There is the danger of course that the net will fit itself to some peculiarities of the simulation, which is why real data is also important. But massive amounts of the training happen on synthetic data, and each new “interesting” incident that comes through the real datasets sets added to the synthetic one–but with the addition of happening with varying lighting, weather, etc. conditions.
Everyone is also using data amplification, which is arguably a subset of synthetic data. Take some real data, but transform it in various ways–mirror it, rotate it, change the color balance, add noise, etc. It can only go so far, but when collecting data (or just labeling) is expensive it can make your dataset go much farther.
Also in the category are adversarial networks. Essentially, you train two AIs: one to consume the data, and the other that tries to produce data that “fools” the first one.
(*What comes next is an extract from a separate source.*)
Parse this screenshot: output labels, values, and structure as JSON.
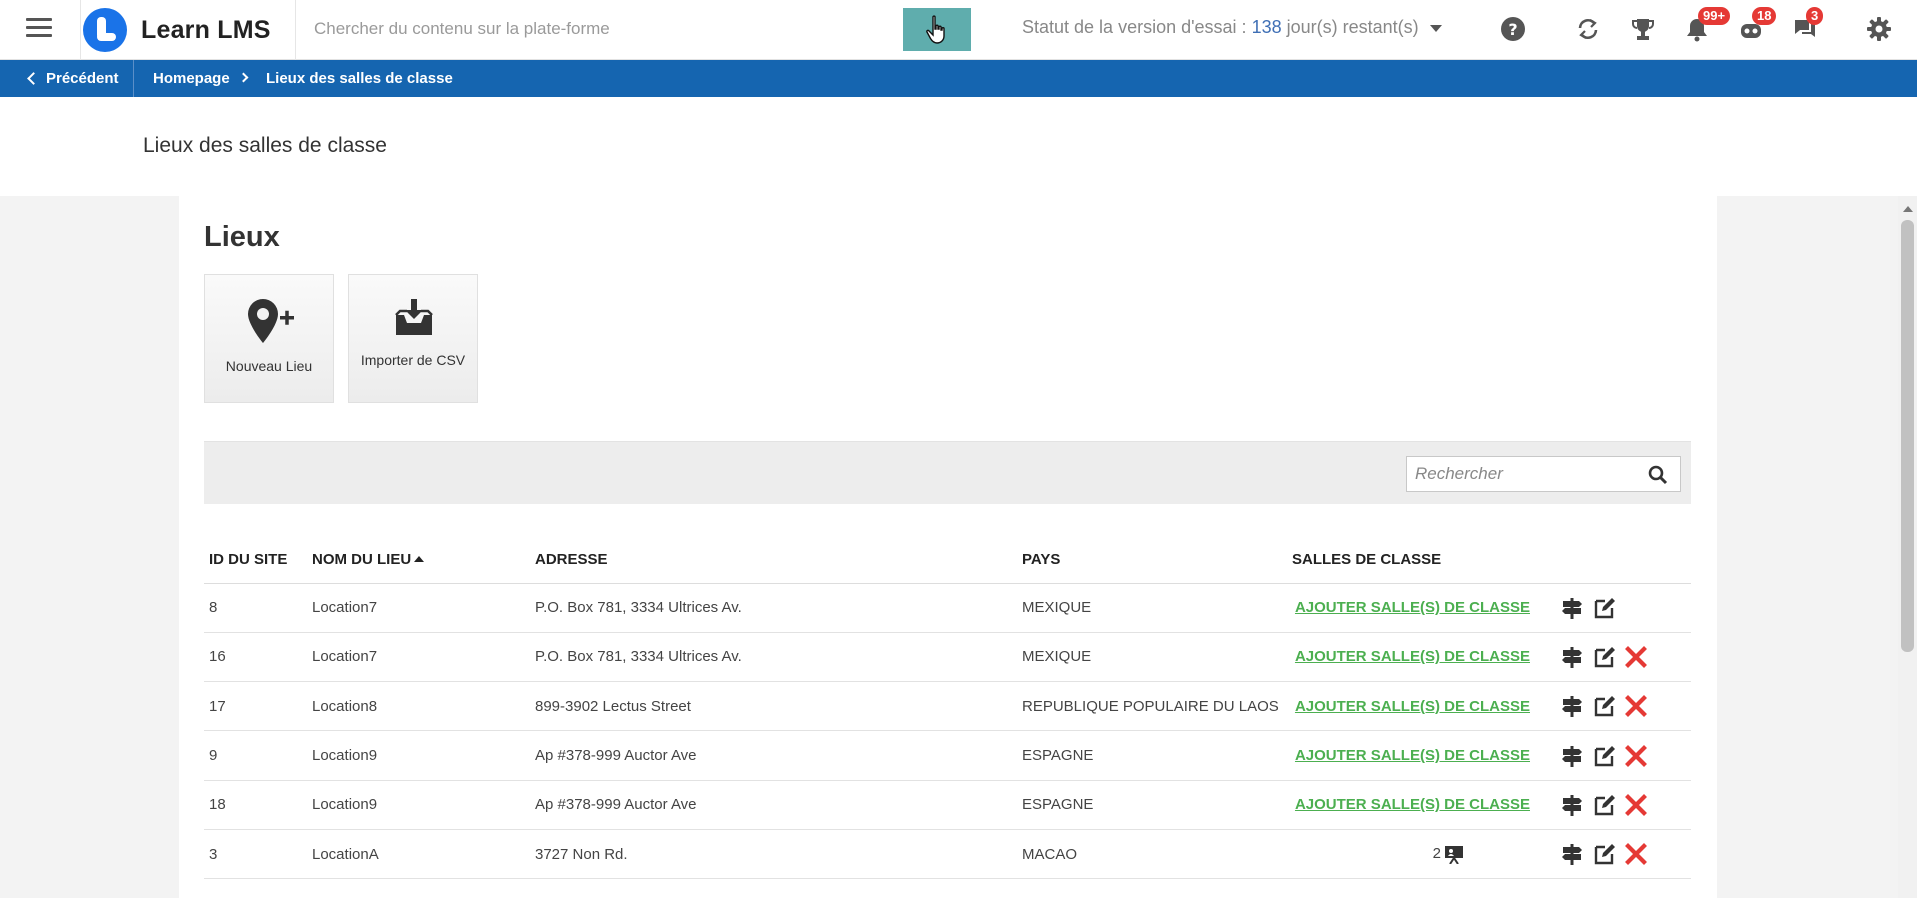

Photoshop has been shipping this for a couple of years now for their various “neural” filters. Probably you’ve seen a zillion photographs already that have been altered (to remove unwanted portions, or to extend beyond the borders), etc. using these features.
7 years ago, Go was in the category of “yes, computers have solved chess, but Go requires special human intelligence that we are many years from emulating”. 5 years ago, AlphaGo completely dominated humans.
At any rate, I agree that humans are currently much better at learning from limited data than AI systems, but this is improving all the time. And, well, it may not matter. Enormous datasets are available. Arguably, the human ability to extrapolate from limited data may prove a negative, as we can see by various forms of faulty generalization. Humans don’t have a choice because our possible dataset is very limited. An AI can be more careful about generalization if it has far more data to work with.
No doubt, but neural nets still have a lot of life left, and it would not shock me if they were never really supplanted. New topologies, new training systems, etc., of course. But still with a simple weighted-sum-and-nonlinear-transform at the core (just as computers still have a simple transistor at their heart).